Faced with Doug's mortality, I have been spurred into action, not to let that kind of pettiness rule my life. It fueled my endgame with Fat Ass, and in general, has left me with a constant sense of urgency about things said and done. It has made me more accomplished, and also more scattered in my thoughts, as I sift through the sands of my life, looking for the shards of broken glass to throw out. Compounding this with the Byzantine rules surrounding home purchase in the state of New York and I can hardly remember my own name. So when, after four hours of radio with guest host Cyd Zeigler, and sitting on an empty stomach and a full drink, Charlie mentioned Beige, I couldn't for the life of me remember the bar or its location in New York City. Even though I have been there at least 20 times in the last six years.

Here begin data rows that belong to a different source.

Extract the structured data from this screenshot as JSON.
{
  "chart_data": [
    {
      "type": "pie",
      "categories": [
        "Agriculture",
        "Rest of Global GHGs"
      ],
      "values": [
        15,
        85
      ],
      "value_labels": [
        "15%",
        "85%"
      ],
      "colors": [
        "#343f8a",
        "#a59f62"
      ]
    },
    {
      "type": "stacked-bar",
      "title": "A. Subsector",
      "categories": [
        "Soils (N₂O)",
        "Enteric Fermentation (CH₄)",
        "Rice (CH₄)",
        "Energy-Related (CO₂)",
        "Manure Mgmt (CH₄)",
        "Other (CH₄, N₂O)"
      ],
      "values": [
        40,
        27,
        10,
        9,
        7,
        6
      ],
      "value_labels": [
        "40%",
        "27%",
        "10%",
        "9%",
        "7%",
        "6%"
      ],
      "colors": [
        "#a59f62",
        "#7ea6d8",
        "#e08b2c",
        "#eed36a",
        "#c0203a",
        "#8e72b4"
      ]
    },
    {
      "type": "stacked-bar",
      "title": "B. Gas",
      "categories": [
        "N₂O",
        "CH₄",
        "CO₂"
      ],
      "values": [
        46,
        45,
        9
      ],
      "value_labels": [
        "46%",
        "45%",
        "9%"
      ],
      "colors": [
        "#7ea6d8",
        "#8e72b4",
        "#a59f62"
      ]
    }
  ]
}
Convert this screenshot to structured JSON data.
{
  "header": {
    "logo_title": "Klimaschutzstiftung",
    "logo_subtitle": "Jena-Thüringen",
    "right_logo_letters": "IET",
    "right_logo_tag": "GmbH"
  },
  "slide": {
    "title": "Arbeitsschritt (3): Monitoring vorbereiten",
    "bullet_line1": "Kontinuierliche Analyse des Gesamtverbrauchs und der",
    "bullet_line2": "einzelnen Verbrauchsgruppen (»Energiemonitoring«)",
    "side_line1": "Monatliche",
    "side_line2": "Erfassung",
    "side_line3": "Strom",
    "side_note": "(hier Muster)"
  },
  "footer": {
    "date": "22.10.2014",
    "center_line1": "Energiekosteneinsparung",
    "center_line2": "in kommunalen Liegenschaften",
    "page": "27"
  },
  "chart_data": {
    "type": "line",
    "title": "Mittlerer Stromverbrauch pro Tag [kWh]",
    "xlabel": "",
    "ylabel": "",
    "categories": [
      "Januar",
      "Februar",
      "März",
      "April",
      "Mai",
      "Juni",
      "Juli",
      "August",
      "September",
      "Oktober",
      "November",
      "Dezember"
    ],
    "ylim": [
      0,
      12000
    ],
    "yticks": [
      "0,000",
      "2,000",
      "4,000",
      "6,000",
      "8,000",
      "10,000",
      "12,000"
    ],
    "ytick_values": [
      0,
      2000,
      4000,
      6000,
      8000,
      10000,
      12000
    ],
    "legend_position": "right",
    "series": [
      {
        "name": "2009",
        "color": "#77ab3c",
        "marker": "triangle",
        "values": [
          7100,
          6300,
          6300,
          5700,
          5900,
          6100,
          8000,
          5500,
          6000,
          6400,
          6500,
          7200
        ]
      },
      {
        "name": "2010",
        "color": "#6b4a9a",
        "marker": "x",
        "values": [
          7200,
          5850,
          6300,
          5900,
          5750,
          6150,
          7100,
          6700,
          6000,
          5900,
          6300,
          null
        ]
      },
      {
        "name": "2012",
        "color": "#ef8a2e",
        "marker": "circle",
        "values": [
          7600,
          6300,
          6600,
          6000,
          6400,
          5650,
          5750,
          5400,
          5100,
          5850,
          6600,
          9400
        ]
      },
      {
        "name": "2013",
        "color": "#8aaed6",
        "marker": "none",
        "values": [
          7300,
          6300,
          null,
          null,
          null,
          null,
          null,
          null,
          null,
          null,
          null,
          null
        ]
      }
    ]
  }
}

This gave Charlie the upper hand to chide me for the rest of the evening about my inability to remember who or what I was. These kids today.
I barely got a chance to talk to Ben Harvey, or Matt, or even Cyd, who I dragged out on a school night. But since it is important to learn from every experience, I did get two things from this evening. First, the gays sure do like to worry. And sometimes they worry about things that mean absolutely nothing at all. Maybe we just like to worry for worrying's sake. Maybe it's a misplaced maternal instinct that, lacking anything to mother, we endlessly mother oursleves and each other. Whatever it is, Doug's death has reminded me that it just isn't worth worrying about. Whatever it is.
Second, I learned that even if I can't remember my own name, or a bar I got drunk in with Matt in Los Angeles (Cherry) or a bar I got drunk in with Matt and Charlie in New York (Beige), or the name of the guy who wrote about me in the New York Times in June 2003 (Bob Morris), I never forget to be an ass about grammar. By Manhattan standards, I may have a fourth grade education, but when's Ben's sweet, sweet friend Jeremy, who writes for the New York Times said "when Saddam was hung," I reflexively muttered "hanged" under my breath. Twice.
Because just like life, once just isn't enough to say everything you need to say.